Перед его переселением в Израиль Кнут снова стал «молодоженом» и пригласил меня, чтобы познакомить с юной женой-француженкой и преподнести большущий том своих стихов (в нем, кстати сказать, Ариадна ни прямо, ни косвенно не упоминалась). За чашкой чая я напомнил ему нашу тулузскую встречу и, не скрывая некоторого недоумения, спросил о смысле всех тогдашних его и Ариадниных замечаний. Кнут кисло улыбнулся. «Вы нас не поняли, мы вас испытывали.
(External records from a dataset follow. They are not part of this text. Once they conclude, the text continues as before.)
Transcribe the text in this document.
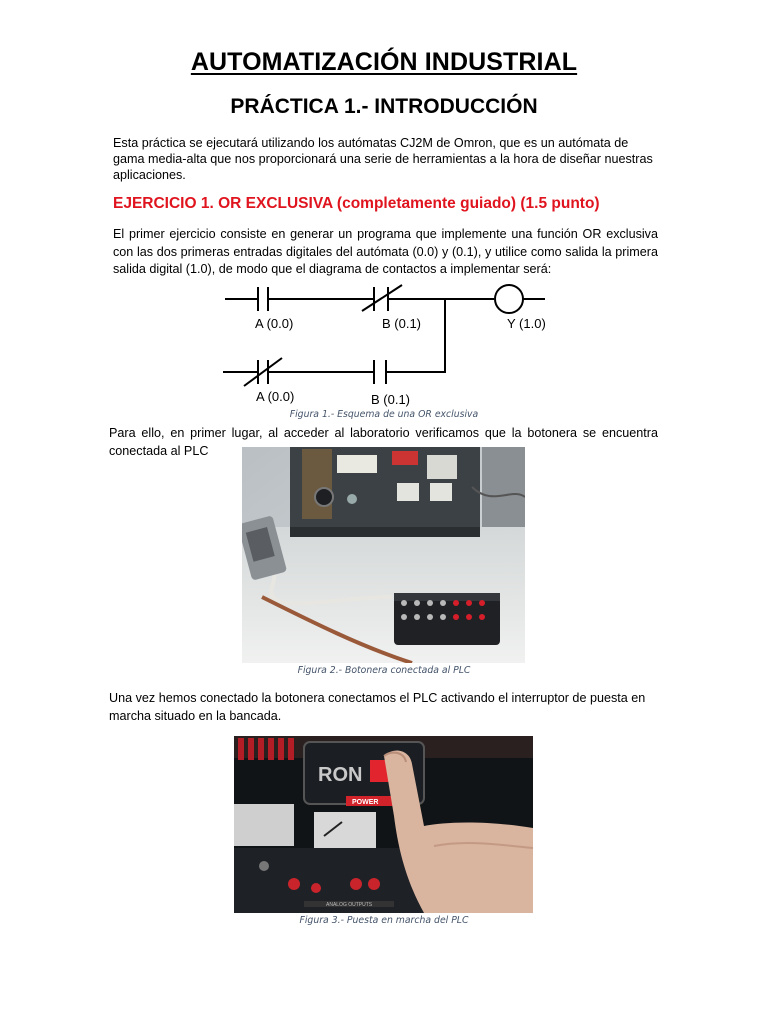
AUTOMATIZACIÓN INDUSTRIAL
PRÁCTICA 1.- INTRODUCCIÓN
Esta práctica se ejecutará utilizando los autómatas CJ2M de Omron, que es un autómata de gama media-alta que nos proporcionará una serie de herramientas a la hora de diseñar nuestras aplicaciones.
EJERCICIO 1. OR EXCLUSIVA (completamente guiado) (1.5 punto)
El primer ejercicio consiste en generar un programa que implemente una función OR exclusiva con las dos primeras entradas digitales del autómata (0.0) y (0.1), y utilice como salida la primera salida digital (1.0), de modo que el diagrama de contactos a implementar será:
A (0.0)	B (0.1)	Y (1.0)
A (0.0)	B (0.1)
Figura 1.- Esquema de una OR exclusiva
Para ello, en primer lugar, al acceder al laboratorio verificamos que la botonera se encuentra conectada al PLC
Figura 2.- Botonera conectada al PLC
Una vez hemos conectado la botonera conectamos el PLC activando el interruptor de puesta en marcha situado en la bancada.
RON
POWER
ANALOG OUTPUTS
Figura 3.- Puesta en marcha del PLC
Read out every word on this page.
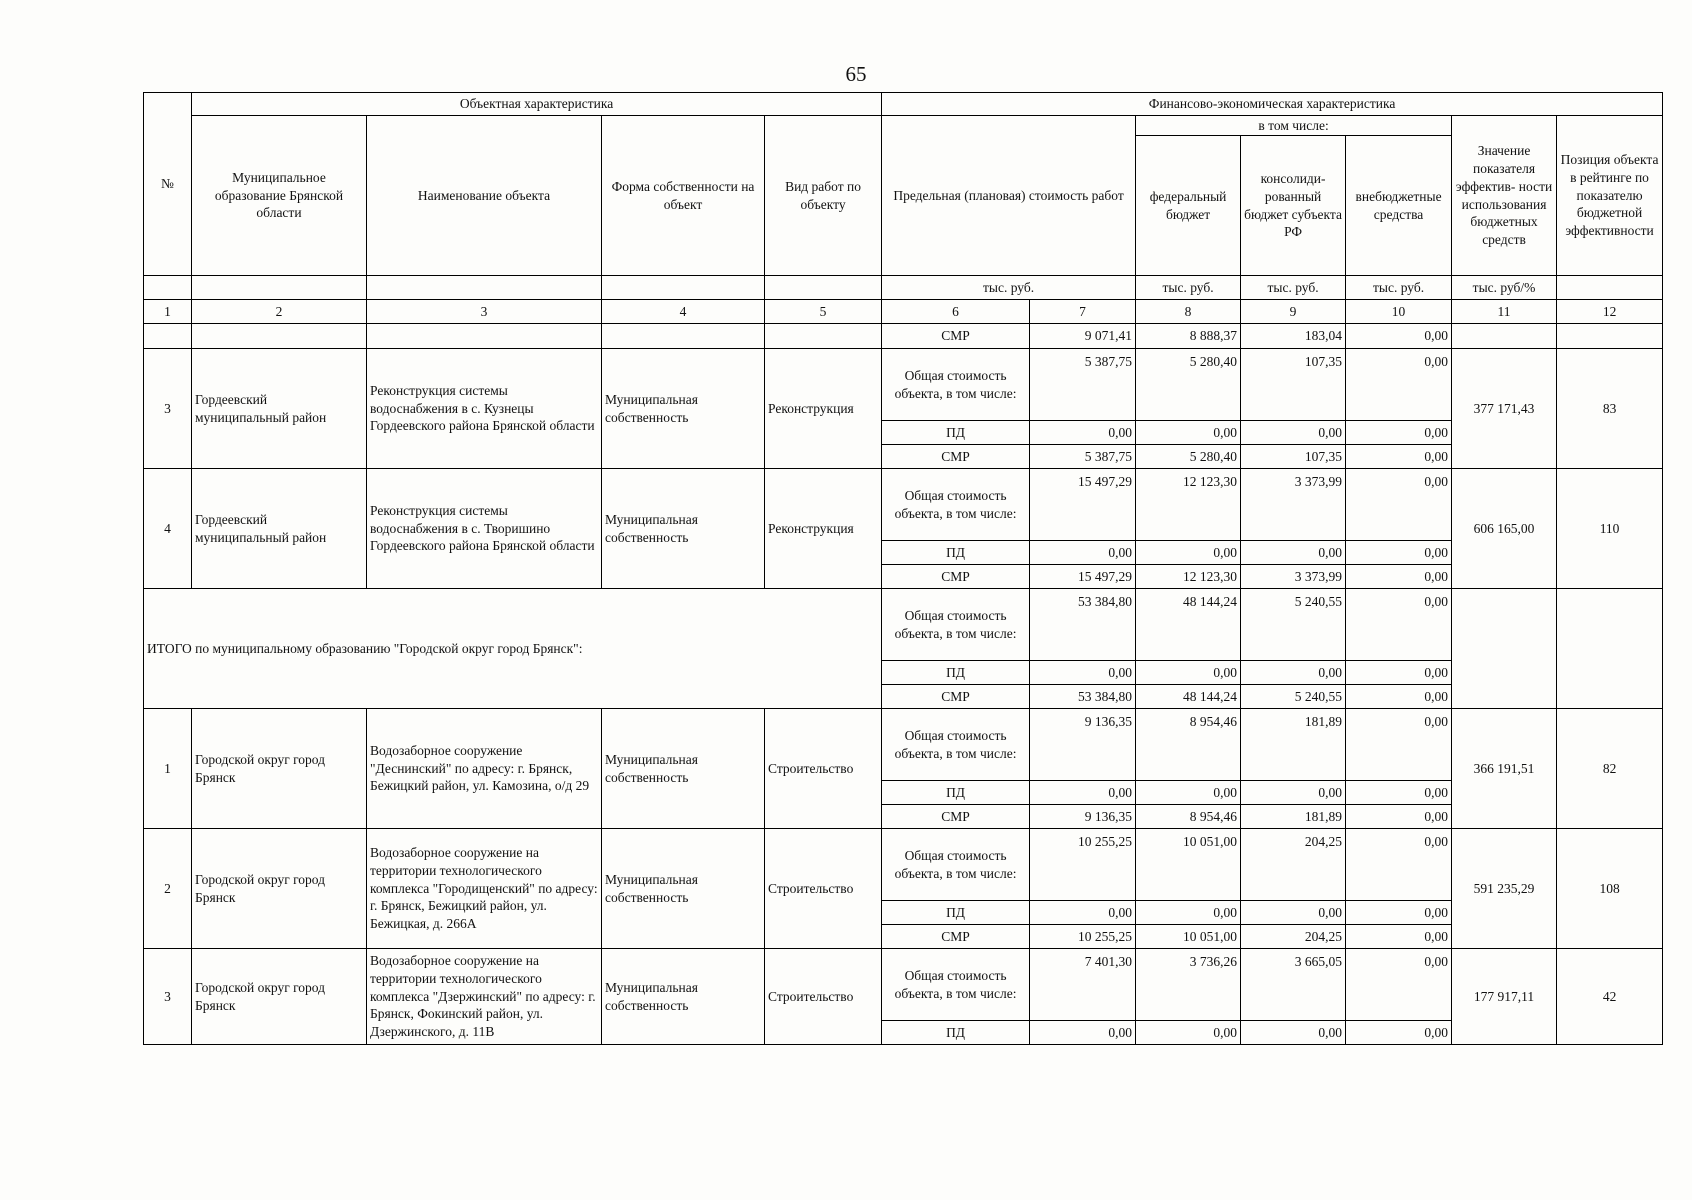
65
№	Объектная характеристика				Финансово-экономическая характеристика						
	Муниципальное образование Брянской области	Наименование объекта	Форма собственности на объект	Вид работ по объекту	Предельная (плановая) стоимость работ		в том числе:			Значение показателя эффектив- ности использования бюджетных средств	Позиция объекта в рейтинге по показателю бюджетной эффективности
							федеральный бюджет	консолиди- рованный бюджет субъекта РФ	внебюджетные средства		
					тыс. руб.		тыс. руб.	тыс. руб.	тыс. руб.	тыс. руб/%	
1	2	3	4	5	6	7	8	9	10	11	12
					СМР	9 071,41	8 888,37	183,04	0,00		
3	Гордеевский муниципальный район	Реконструкция системы водоснабжения в с. Кузнецы Гордеевского района Брянской области	Муниципальная собственность	Реконструкция	Общая стоимость объекта, в том числе:	5 387,75	5 280,40	107,35	0,00	377 171,43	83
					ПД	0,00	0,00	0,00	0,00		
					СМР	5 387,75	5 280,40	107,35	0,00		
4	Гордеевский муниципальный район	Реконструкция системы водоснабжения в с. Творишино Гордеевского района Брянской области	Муниципальная собственность	Реконструкция	Общая стоимость объекта, в том числе:	15 497,29	12 123,30	3 373,99	0,00	606 165,00	110
					ПД	0,00	0,00	0,00	0,00		
					СМР	15 497,29	12 123,30	3 373,99	0,00		
ИТОГО по муниципальному образованию "Городской округ город Брянск":					Общая стоимость объекта, в том числе:	53 384,80	48 144,24	5 240,55	0,00		
					ПД	0,00	0,00	0,00	0,00		
					СМР	53 384,80	48 144,24	5 240,55	0,00		
1	Городской округ город Брянск	Водозаборное сооружение "Деснинский" по адресу: г. Брянск, Бежицкий район, ул. Камозина, о/д 29	Муниципальная собственность	Строительство	Общая стоимость объекта, в том числе:	9 136,35	8 954,46	181,89	0,00	366 191,51	82
					ПД	0,00	0,00	0,00	0,00		
					СМР	9 136,35	8 954,46	181,89	0,00		
2	Городской округ город Брянск	Водозаборное сооружение на территории технологического комплекса "Городищенский" по адресу: г. Брянск, Бежицкий район, ул. Бежицкая, д. 266А	Муниципальная собственность	Строительство	Общая стоимость объекта, в том числе:	10 255,25	10 051,00	204,25	0,00	591 235,29	108
					ПД	0,00	0,00	0,00	0,00		
					СМР	10 255,25	10 051,00	204,25	0,00		
3	Городской округ город Брянск	Водозаборное сооружение на территории технологического комплекса "Дзержинский" по адресу: г. Брянск, Фокинский район, ул. Дзержинского, д. 11В	Муниципальная собственность	Строительство	Общая стоимость объекта, в том числе:	7 401,30	3 736,26	3 665,05	0,00	177 917,11	42
					ПД	0,00	0,00	0,00	0,00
Дело было не в ветчине, если вы ее любите, угощайтесь— и он пододвинул тарелку с бутербродами — а в том, чтобы выяснить, созрели ли вы для вступления в нашу организацию». Я пожал плечами, такой способ вербовки меня поразил, но, кроме того, горячая лава еще только разливалась по Франции и об организованном сопротивлении еще и речи не было. «Может быть, и так, но ведь мы с Ариадной, — не без гордости добавил Кнут, — были «предсопротивлением», потому что слишком хорошо понимали, что будет следовать».

Разговор на эту тему, помнится, он тогда закончил цитатой, в которой корнелевский герой на вопрос «Что вы хотите, чтобы он сделал один против трех?», отвечает— «Чтобы он погиб, если ему на помощь не придет взрыв отчаяния».

Я низко кланяюсь памяти Ариадны Скрябиной, не раз думал о тех «взрывах отчаяния», вызываемых разнородными причинами, которым она несомненно была подвержена к концу своей жизни, и эти несколько строк преследуют одну единственную цель — напомнить о ней, как бы возложить скромный цветок на ее безвестную могилу.

 

ГЕРОЙ БЕЗ КАВЫЧЕК

Андрей Седых начинает одну из глав своих воспоминаний словами: «В жизни знал я только одного подлинного гения. Это был Шаляпин». Эта фраза запала в мою память, и мне хотелось бы теперь перефразировать ее и сказать: «В жизни мне удалось встретить только одного подлинного героя», если применять это слово без кавычек и без того налета скрытой иронии, которая почти неизбежно ему сопутствует. Я имею в виду Бориса Вильде, именем которого названа теперь улица в одном из пригородов Парижа.

Когда-то, в давние времена, Вильде невзначай появился в Париже, покинув одну из прибалтийских республик, откуда он был родом и где, как тогда говорили, несмотря на молодость лет, проявлял какую-то политическую активность, пришедшуюся не по вкусу местному правительству.

Он писал стихи, подписывая их псевдонимом «Дикой» — переводом немецкого слова «вильд», от которого произошло его имя. Стихи были расплывчатые и незапоминающиеся. Это было вполне естественно для начинающего поэта, но более редким явлением было то, что он сам понял, что его призвание не в поэтических упражнениях. Он был страстным спортсменом, и результаты спортивных достижений волновали его больше любых, хотя бы удачно найденных созвучий.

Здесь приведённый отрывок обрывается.